Opinion

Top 5 Things We Learned From the Health Care Summit

By Tevi TroyVisiting Senior Fellow, Hudson Institute/Former Deputy Secretary of Health and Human Services

President Obama has been very outspoken regarding his preference for a major health reform package this year, particularly in last week's address to a Joint Session of Congress, what I call the "non-State of the Union." Unfortunately, he has been somewhat vague on the specifics thus far, and so Thursday's Health Summit has provided an opportunity to peel back the curtain to some small degree and learn something about the White House approach to this issue.

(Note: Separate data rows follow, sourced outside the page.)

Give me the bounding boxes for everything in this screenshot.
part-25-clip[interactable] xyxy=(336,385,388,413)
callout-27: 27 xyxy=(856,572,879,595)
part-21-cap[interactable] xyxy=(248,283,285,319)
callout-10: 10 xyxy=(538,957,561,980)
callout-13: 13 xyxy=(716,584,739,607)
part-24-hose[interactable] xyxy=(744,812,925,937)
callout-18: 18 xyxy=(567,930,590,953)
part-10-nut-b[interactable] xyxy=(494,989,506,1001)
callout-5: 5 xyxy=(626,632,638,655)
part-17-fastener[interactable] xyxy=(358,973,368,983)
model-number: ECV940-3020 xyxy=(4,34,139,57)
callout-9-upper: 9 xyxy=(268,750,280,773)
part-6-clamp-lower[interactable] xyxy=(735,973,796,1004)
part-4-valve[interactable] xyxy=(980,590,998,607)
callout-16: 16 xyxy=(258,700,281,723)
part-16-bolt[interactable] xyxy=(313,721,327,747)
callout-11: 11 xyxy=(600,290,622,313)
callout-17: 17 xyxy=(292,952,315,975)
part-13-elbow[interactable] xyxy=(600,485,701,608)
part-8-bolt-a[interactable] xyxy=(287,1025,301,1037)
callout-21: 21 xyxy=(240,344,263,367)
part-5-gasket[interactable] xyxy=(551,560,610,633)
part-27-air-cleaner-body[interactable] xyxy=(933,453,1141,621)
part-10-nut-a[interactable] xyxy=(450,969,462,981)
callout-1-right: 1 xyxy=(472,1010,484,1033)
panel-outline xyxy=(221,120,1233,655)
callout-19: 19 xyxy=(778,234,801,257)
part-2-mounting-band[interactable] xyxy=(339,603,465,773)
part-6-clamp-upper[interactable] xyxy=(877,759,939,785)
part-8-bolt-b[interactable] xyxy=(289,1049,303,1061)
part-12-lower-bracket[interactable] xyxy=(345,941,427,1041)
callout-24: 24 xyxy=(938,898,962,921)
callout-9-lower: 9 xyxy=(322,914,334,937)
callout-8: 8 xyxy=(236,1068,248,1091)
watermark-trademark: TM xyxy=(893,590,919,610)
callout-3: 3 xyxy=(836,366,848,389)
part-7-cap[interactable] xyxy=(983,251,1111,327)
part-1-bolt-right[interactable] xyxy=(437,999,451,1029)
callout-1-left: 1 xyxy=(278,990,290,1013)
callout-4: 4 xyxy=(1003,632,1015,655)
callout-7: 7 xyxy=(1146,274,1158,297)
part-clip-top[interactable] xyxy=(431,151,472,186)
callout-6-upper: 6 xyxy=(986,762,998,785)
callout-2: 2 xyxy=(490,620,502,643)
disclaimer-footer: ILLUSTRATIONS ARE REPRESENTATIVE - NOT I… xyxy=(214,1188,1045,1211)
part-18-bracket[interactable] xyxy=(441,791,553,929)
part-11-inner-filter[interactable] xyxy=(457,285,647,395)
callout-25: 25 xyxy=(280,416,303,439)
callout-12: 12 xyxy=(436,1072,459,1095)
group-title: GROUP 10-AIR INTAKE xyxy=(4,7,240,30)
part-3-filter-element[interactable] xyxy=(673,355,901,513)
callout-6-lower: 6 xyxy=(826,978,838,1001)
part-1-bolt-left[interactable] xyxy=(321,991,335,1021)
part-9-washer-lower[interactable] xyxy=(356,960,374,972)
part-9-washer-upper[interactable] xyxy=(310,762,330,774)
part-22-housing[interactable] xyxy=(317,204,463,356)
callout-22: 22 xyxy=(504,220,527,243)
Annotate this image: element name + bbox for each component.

Here are the top 5 things we learned from yesterday's summit:

1. President Obama is Serious

We got an inkling of this last week, when the president had a heavy emphasis on health in his non-SOTU, but we really saw it yesterday. This was a tremendous investment of White House time and effort. Of course, effort is important, but it does not always translate into success. Bill Clinton sure threw a lot into his health care plan, and the White House launch was followed by the regional visits is somewhat reminiscent of President Bush's Social Security tour in 2005. --We all know how both of those turned out.

2. Congress Will Likely Lead the Way

There were an awful lot of members of Congress there, which is a little unusual since members prefer to attend events where they get to speak more than they listen. And the stimulus package showed that the administration will let Congress take the lead on key legislative priorities. President Obama was quite open about this in his remarks, saying, "I just want to make sure I don't get in the way," and adding that he had "strong ideas, but I don't have a monopoly of good ideas." -- Watch Congress closely in the months ahead.

3. President Obama is Trying to Split the Opposition

The White House wants to make sure that the same coalitions that fought a Democratic health overhaul in the past will not reassemble in the same form. In fact, the president even said that "anyone who wants to say no to everything won't prevail this time around." You can see this from the list of who was invited, and who was not. Billy Tauzin, CEO of Pharma, was there, but the heads of BIO, the biomedical manufacturers' association, and ADVAMED, the device manufacturers' group, were not there. Among the insurers, Scott Serota, CEO of Blue Cross, basically begged forgiveness for the infamous "Harry and Louis" ad of days gone by, asking the crowd to treat the past as the past.

4. HHS Secretary-Designate Sebelius Was Not There

President Obama has assembled a team of heavy-hitter health experts at the White House, including Nancy-Ann DeParle for the health reform czar job Tom Daschle would have had in addition to his HHS duties. Sebelius' absence could signal that she will not be a major player in shaping the health package, and instead will focus on the massive and important job of managing HHS, letting the White House mavens work with Congress on the details.

5. There Are No Magic Bullets

The break out sessions themselves were mostly unsurprising. For example, many of the experts agreed we need to promote prevention efforts. Really? The familiar quality of the discussion could indicate that the administration is not going to pull any rabbits out of a hat. The reform effort, while bold, remains vague enough on the details that President Obama could say that Newt Gingrich and Ted Kennedy agree on the need for electronic health records, which they do. Of course, how we get there is what causes the disagreement, and yesterday's summit still has not provided the answer to that question.

Tevi Troy is a Visiting Senior Fellow at the Hudson Institute, and a writer and consultant on health care and domestic policy. He has previously served as the Deputy Secretary of Health and Human Services, and as a senior White House policy advisor.